Le risque d’une atrophie cognitive
Derrière cette dérive, c’est une véritable atrophie de la pensée critique qui menace. Pourquoi confronter des idées, interroger des sources, ou même douter, quand une IA vous propose une réponse lisse et instantanée ? Mais une telle passivité face au savoir empêche l’étudiant de développer les compétences essentielles : juger, interpréter, argumenter. Pire encore : cela crée une illusion de maîtrise. Car savoir répéter une réponse produite par une IA ne signifie pas la comprendre. L’étudiant croit avoir appris alors qu’il a seulement reproduit.

Une nouvelle forme de triche… invisible
Plus grave encore : l’usage détourné de ChatGPT lors des examens est devenu récurrent. Malgré les interdictions, malgré la surveillance, malgré les avertissements, des étudiants trouvent toujours des moyens d’utiliser l’IA pour tricher : via des montres connectées, des téléphones dissimulés, ou en réalisant des examens «à distance» assistés discrètement par la machine.

Cette fraude numérique est difficile à détecter. Les copies ne sont plus simplement «trop bonnes pour être vraies» ; elles sont crédibles, bien écrites, et pourtant vides d’âme. C’est une triche propre, presque indolore, mais profondément corrosive. Elle détruit la confiance dans le système d’évaluation, elle discrédite les diplômes, et, surtout, elle prive l’étudiant de la confrontation formatrice avec l’effort.

Vers un nouveau contrat pédagogique
Faut-il pour autant interdire l’usage de ChatGPT ? Certainement pas. Le refuser serait aussi absurde que d’avoir interdit la calculatrice ou Internet. Mais il est urgent de repenser notre manière d’enseigner, d’évaluer, et surtout d’éduquer à l’usage critique des outils numériques.

Cela implique :
• d’expliquer en cours ce qu’est une IA générative, comment elle fonctionne, et ses limites;
• de mettre l’accent sur les méthodes, le raisonnement, la créativité, l’analyse personnelle;
• d’instaurer des formes d’évaluation qui valorisent la pensée originale, le cheminement et la capacité d’argumenter plutôt que la simple réponse;
• d’inviter les étudiants à intégrer ChatGPT dans leur processus de travail, mais non à le substituer à leur pensée.

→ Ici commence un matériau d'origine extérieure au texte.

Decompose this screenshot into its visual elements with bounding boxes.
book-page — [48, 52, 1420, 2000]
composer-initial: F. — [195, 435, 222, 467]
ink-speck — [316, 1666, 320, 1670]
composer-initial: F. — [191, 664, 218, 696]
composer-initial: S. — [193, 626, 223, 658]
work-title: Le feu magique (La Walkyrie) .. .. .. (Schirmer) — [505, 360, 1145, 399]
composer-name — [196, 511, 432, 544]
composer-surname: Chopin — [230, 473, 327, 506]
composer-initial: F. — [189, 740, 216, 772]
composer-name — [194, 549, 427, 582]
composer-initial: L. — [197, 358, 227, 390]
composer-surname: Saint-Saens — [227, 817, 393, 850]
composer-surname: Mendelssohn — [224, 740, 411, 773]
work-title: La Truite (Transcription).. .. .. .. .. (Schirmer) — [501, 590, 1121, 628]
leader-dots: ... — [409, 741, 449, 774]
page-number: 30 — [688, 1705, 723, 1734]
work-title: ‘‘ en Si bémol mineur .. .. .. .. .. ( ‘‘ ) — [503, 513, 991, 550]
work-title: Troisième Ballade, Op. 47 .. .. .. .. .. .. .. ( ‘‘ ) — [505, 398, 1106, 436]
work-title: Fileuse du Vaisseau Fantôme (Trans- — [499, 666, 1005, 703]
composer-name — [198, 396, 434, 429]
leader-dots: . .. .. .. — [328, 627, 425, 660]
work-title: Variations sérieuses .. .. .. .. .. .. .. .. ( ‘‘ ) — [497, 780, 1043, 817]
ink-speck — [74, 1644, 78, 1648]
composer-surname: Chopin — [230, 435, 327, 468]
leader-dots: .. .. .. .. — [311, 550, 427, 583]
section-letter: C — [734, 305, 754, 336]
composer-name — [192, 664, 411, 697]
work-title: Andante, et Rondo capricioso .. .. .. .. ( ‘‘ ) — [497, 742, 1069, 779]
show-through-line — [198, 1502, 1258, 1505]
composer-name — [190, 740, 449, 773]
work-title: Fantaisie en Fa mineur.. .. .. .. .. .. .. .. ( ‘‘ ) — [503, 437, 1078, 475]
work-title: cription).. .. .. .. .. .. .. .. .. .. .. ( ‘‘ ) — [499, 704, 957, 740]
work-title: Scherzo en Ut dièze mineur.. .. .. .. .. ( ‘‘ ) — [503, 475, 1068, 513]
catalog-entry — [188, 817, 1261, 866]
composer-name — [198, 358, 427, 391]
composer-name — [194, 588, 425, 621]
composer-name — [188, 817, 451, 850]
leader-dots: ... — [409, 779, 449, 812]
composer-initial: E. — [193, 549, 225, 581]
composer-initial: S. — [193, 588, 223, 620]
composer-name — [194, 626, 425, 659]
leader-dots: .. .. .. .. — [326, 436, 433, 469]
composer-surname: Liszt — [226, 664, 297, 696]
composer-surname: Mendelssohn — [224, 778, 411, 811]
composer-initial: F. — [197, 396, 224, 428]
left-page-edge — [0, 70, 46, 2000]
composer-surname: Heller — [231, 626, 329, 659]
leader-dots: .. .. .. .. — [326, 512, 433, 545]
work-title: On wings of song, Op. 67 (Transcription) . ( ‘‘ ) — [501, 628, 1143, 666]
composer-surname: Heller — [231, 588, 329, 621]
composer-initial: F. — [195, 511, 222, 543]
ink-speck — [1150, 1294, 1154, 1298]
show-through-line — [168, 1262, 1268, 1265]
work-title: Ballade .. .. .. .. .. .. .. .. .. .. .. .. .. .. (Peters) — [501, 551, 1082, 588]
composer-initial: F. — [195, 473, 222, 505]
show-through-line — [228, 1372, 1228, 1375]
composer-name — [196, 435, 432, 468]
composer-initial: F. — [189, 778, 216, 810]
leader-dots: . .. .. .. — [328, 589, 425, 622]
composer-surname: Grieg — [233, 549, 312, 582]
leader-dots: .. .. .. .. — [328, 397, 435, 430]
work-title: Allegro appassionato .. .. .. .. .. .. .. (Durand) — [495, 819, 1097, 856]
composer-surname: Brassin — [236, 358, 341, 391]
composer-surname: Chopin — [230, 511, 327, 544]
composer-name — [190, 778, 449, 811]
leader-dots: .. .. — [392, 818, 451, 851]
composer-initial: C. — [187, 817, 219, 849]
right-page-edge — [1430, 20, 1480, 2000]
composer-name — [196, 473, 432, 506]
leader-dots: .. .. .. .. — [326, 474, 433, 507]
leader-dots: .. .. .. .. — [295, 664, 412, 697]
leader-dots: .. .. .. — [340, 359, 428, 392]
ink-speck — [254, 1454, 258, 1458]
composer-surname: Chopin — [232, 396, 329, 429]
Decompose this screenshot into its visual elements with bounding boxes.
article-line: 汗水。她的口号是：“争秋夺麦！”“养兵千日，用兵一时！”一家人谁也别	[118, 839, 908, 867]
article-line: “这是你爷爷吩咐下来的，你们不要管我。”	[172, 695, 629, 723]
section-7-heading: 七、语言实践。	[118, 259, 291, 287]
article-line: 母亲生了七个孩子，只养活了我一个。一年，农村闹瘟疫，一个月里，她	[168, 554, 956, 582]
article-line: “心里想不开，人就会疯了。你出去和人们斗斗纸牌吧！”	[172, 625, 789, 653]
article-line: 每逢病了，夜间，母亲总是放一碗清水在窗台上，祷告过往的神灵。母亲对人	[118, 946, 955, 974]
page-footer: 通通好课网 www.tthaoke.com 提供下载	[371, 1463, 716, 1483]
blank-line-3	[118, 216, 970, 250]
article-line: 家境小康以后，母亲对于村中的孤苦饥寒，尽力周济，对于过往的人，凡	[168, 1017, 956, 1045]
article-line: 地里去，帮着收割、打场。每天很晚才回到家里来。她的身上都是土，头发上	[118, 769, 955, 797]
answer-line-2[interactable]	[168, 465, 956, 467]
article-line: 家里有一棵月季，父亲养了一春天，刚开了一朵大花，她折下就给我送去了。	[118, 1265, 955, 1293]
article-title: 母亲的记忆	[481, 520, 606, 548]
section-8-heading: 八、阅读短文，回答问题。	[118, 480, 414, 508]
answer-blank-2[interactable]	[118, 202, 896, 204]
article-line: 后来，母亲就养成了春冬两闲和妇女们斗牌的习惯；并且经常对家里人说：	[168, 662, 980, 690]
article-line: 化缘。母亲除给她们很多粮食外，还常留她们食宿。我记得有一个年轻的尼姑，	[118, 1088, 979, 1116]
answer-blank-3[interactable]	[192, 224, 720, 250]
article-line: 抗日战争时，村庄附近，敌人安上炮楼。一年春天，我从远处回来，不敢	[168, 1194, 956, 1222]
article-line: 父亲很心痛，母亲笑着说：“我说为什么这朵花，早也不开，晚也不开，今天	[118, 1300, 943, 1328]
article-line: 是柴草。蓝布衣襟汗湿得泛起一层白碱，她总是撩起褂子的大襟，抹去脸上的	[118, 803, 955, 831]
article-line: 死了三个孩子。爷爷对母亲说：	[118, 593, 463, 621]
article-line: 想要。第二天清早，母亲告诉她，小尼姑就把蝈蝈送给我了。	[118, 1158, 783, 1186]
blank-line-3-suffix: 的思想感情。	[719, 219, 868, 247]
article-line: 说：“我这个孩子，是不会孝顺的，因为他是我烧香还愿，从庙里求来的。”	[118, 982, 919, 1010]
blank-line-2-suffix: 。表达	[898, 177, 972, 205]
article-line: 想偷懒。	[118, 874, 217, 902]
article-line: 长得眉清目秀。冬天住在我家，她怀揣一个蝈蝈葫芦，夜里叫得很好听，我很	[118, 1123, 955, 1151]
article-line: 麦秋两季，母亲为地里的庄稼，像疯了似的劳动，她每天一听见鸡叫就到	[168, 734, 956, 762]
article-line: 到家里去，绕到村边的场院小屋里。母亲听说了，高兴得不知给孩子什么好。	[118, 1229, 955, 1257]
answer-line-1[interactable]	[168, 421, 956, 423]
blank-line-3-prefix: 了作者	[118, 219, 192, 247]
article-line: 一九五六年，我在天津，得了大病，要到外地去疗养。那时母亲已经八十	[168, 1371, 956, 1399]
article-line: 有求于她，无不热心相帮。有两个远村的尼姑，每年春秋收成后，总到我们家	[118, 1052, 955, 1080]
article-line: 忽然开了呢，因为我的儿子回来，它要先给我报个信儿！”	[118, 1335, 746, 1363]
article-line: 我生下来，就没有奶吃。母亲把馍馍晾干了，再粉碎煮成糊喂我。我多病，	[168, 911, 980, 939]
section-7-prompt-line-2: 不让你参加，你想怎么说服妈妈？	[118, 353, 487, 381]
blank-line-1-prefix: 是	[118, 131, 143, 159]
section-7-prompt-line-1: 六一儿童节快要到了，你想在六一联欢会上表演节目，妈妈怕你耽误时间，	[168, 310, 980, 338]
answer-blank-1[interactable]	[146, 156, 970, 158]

Une génération en perte de repères ?
Il ne s’agit pas d’accuser les étudiants, mais de comprendre le contexte. Beaucoup sont surchargés, en perte de motivation, inquiets de leur avenir. L’IA devient alors une échappatoire, une solution rapide à une pression constante. Mais cette solution est une illusion. Ce n’est pas seulement le contenu des réponses qui importe, c’est le chemin pour y arriver. C’est dans la recherche, le doute, l’analyse, l’échec parfois, que se construit la compétence réelle. Celle qui dure au-delà des notes, des diplômes et des outils.

Conclusion : penser avec, pas à la place
ChatGPT n’est pas le problème. Il est un miroir grossissant de nos pratiques pédagogiques, de nos exigences et des pressions auxquelles nos étudiants sont soumis. La véritable question est : que voulons-nous former ? Des individus capables de penser par eux-mêmes, ou de simples exécutants de consignes automatiques ? Il est temps de réaffirmer que penser, c’est aussi faire l’effort de chercher, de douter, d’explorer. Et qu’aucune IA, aussi puissante soit-elle, ne remplacera jamais cet acte fondamental de liberté qu’est la pensée.